The British Museum Has Launched a Website Seeking the Recovery of 2,000 Objects That Were Stolen From Its Collection

The museum is expanding its search after recovering 60 pieces and identifying another 300.

An external view of the British Museum on February 13, 2023. Photo by Leon Neal/Getty Images.

The British Museum has launched a new section of its website dedicated to the recovery of 2,000 items that were stolen from its collection. Launching the public appeal today, the museum invites anyone who is “concerned that [they] may be, or have been, in possession” of the missing objects to get in touch by email.

The shocking news that a senior curator, Peter Higgs, is suspected of the thefts and has been fired by the British Museum was made public in August. The museum’s former director Hartwig Fischer resigned shortly after it was found that the museum had missed key opportunities to put an end to the scheme in 2021, thanks to the efforts of a whistleblower. Fischer has been temporarily replaced by Sir Mark Jones, former director of the V&A.

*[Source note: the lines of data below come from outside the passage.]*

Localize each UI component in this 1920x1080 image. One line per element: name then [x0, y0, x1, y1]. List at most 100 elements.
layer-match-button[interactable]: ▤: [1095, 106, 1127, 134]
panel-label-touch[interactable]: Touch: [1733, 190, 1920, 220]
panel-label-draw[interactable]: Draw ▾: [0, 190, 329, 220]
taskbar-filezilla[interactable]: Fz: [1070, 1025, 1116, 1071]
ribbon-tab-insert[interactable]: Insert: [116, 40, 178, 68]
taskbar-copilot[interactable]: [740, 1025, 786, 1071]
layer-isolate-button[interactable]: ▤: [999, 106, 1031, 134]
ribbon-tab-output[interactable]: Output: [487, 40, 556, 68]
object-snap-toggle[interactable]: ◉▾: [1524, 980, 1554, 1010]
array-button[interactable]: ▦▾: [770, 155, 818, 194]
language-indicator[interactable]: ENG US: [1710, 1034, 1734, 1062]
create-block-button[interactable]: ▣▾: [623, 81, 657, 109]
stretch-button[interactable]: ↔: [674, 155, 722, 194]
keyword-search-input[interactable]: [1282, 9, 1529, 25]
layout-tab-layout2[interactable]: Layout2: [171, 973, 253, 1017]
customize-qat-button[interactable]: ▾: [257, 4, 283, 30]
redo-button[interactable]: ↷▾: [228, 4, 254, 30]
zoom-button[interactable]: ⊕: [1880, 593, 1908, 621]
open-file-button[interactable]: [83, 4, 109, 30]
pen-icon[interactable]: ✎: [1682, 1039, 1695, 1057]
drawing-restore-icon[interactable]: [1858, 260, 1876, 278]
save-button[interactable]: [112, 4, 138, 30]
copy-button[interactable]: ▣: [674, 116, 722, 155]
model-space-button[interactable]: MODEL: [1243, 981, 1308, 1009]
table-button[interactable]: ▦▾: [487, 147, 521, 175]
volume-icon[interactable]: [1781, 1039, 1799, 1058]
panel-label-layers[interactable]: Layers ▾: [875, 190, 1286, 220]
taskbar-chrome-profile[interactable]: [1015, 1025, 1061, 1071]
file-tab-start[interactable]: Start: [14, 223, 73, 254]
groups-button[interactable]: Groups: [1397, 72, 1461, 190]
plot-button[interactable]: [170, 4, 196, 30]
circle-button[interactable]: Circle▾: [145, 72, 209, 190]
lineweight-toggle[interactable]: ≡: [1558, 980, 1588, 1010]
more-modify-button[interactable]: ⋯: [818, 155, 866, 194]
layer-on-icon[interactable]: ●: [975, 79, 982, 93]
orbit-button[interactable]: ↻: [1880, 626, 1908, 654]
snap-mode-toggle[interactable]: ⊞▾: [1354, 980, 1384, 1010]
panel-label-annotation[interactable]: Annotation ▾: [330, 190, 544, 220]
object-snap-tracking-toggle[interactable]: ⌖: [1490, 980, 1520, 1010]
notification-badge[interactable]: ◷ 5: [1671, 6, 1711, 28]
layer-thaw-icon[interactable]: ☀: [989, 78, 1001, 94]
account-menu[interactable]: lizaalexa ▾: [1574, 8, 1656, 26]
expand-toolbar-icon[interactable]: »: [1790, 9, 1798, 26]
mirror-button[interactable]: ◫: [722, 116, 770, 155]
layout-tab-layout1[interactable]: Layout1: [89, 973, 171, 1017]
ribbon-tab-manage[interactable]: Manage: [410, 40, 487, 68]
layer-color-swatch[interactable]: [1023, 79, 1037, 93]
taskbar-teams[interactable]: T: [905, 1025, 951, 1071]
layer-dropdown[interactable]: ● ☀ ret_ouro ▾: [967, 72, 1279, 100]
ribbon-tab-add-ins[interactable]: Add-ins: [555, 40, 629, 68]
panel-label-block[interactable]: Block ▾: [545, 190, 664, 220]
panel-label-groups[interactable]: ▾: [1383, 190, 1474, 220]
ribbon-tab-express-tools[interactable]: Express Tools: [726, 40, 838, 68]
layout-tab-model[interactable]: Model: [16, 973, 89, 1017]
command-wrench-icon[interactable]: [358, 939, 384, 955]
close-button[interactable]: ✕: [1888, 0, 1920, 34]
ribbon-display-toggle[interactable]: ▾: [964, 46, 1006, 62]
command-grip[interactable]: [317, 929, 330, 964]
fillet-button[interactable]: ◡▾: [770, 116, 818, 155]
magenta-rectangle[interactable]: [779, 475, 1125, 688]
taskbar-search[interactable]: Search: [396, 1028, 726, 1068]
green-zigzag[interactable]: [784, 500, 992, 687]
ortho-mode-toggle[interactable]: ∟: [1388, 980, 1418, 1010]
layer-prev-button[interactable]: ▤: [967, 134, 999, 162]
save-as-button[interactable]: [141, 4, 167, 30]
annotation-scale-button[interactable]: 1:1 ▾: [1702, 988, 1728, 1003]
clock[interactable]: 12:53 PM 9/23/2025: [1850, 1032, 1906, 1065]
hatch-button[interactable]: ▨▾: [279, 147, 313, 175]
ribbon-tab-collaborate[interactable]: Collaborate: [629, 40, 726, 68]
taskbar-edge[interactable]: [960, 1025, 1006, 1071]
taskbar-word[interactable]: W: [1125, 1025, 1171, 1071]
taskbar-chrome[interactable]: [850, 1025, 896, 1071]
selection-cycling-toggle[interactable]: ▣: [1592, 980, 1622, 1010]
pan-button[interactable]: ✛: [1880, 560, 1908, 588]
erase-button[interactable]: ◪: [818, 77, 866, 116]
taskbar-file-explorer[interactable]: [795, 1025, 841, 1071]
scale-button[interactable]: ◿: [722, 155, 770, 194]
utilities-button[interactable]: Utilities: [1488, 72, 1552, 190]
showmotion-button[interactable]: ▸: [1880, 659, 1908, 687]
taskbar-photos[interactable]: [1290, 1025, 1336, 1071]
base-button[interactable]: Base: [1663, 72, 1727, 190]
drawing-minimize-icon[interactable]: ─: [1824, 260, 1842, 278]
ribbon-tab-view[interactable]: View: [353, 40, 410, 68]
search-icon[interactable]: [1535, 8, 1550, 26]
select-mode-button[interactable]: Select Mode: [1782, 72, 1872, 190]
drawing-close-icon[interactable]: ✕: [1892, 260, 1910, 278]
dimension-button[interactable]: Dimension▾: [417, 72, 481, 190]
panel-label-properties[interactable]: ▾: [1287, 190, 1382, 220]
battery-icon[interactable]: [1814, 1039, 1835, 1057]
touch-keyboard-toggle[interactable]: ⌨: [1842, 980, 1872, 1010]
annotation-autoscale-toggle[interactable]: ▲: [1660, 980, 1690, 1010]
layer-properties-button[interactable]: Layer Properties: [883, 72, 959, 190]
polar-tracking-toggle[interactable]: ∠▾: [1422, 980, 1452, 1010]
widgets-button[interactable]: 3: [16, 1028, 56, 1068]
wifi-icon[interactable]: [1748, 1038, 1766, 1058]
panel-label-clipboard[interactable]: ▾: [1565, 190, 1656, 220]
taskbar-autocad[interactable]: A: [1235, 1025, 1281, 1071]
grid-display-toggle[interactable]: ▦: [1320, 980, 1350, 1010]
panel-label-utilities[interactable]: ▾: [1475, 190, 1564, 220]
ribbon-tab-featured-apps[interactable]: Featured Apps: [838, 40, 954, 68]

Up until now, the museum’s investigation into the items whereabouts has taken place behind closed doors in partnership with London’s Metropolitan Police, with actions like monitoring the art market and registering the items on the Art Loss Register. These steps appear to have had some modest success, with 60 of these pieces now safely returned and a further 300 identified and soon to be returned.

The museum has chosen not to share all the details about which items remain missing “on the advice of recovery specialists,” although it is also likely that it is not able to list every item as many were never catalogued. Instead, it offers a guide to what kind of pieces are missing, predominantly ancient gems and jewelry from Greece and Rome.

A spokesperson for the Art Loss Register told The Art Newspaper that this policy may help prevent bad actors who discover they possess some of the antiquities from “selling them through channels were fewer questions are asked” or by trying to sell items for their material value by melting them down. So far what information the museum does have about the missing items has only been shared with members of the antiquities and jewelry trade.

Those in possession of the treasures may well have snapped them up on eBay, where Higgs allegedly listed the stolen goods over the course of several years. One piece of Roman jewelry that is reportedly worth up to £50,000 ($60,000) was sold by the seller known as Sultan1966 for a starting price of $340 ($48). The scandal has seen renewed calls for the repatriation of items the museum’s collection from several nations, including Greece and China.

Several current and former staff members and trustees have commented on the incident in a new report by London’s Evening Standard. “I’ve knocked around the BM for 30 to 35 years and known a lot of people who work there,” said one anonymous source who has worked with the museum on restitution claims. “I spoke to a dear friend of mine who works there at the end of last week about the thefts and he just rolled his eyes and said he wasn’t surprised.”

“From what I understand it is too big and is all over the place,” he added. “The fact they don’t know what their inventory is, how the hell can they hold their head up high and say they’re protecting anything at all? It is preposterous.”